Eliana tapped her forebrain’s databyte nanocubes for the various ways ionizing radiation was categorized. “Oh. So if Charlotte were exposed to the outside air, she might sustain a
reddening of her skin?”
“Yes,” Petros said. “A fatal dose exposure would be 500 rem in a short period. A dose of 100 rem will cause nausea in most humans. However, any radiation exposure is cumulative. It is best to block off the entry of any outside air
into this shaft, and to remove this Charlotte within the tractor field of my suit corpus.”
Eliana planned to do just that. “Agreed. Can your bodyheat sensors detect any life beyond those boulders?”
“Open air space lies just a meter past this rock cluster, according to my chestpack radar,” Petros said. “My acoustic sensors do detect the sound of movement.
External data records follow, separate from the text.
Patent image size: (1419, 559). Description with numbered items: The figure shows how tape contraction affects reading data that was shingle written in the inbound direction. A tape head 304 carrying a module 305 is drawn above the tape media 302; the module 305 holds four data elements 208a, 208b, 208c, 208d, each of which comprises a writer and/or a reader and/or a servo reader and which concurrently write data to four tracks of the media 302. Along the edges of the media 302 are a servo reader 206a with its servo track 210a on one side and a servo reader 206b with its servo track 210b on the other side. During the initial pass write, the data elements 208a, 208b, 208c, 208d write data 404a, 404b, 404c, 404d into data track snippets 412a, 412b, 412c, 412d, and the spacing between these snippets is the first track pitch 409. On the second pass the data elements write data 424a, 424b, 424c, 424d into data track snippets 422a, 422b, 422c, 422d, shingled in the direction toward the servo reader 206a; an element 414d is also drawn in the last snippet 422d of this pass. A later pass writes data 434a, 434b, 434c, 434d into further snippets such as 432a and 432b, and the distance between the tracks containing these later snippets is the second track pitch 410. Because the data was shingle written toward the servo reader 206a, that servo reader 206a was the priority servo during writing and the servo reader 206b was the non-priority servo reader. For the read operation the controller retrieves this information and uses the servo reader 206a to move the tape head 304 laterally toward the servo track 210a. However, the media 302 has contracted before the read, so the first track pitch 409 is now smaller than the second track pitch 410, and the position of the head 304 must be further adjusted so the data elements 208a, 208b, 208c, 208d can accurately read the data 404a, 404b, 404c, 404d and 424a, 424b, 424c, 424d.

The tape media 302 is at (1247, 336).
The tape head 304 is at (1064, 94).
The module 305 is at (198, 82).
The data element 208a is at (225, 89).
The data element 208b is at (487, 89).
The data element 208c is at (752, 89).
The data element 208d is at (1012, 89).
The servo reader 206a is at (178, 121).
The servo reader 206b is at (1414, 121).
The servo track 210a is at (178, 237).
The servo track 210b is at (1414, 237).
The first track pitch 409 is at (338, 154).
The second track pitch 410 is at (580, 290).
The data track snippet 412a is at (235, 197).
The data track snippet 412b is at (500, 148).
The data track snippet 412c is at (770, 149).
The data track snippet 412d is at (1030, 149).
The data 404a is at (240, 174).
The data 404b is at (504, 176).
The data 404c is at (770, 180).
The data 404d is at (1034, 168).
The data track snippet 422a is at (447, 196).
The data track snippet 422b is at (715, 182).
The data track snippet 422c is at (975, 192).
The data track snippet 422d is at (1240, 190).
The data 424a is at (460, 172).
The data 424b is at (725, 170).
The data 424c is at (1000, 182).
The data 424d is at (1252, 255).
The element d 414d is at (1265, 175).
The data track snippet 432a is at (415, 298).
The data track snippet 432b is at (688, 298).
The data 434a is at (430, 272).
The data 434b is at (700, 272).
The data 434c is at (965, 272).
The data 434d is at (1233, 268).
It could be due to small rocks shaken loose by our work. Or it could be the human Charlotte.”
Eliana nodded, hoping against
worry. “Use my helmet tractor to remove the blockage stone by stone, with debris deposited behind us. We can exit on Repulsor flight if needed.”
“Your satisfaction is guaranteed,” Petros said in a friendly tone.
Shaking her head to dismiss a CPU that had become all too friendly for her cyborg self, Eliana watched as the pile of boulders and small rocks were pulled away from the pile, floated to behind her, deposited on the shaft floor, then repeated. In short minutes a black opening showed at the top of the boulder pile. She activated her suit’s external Talker.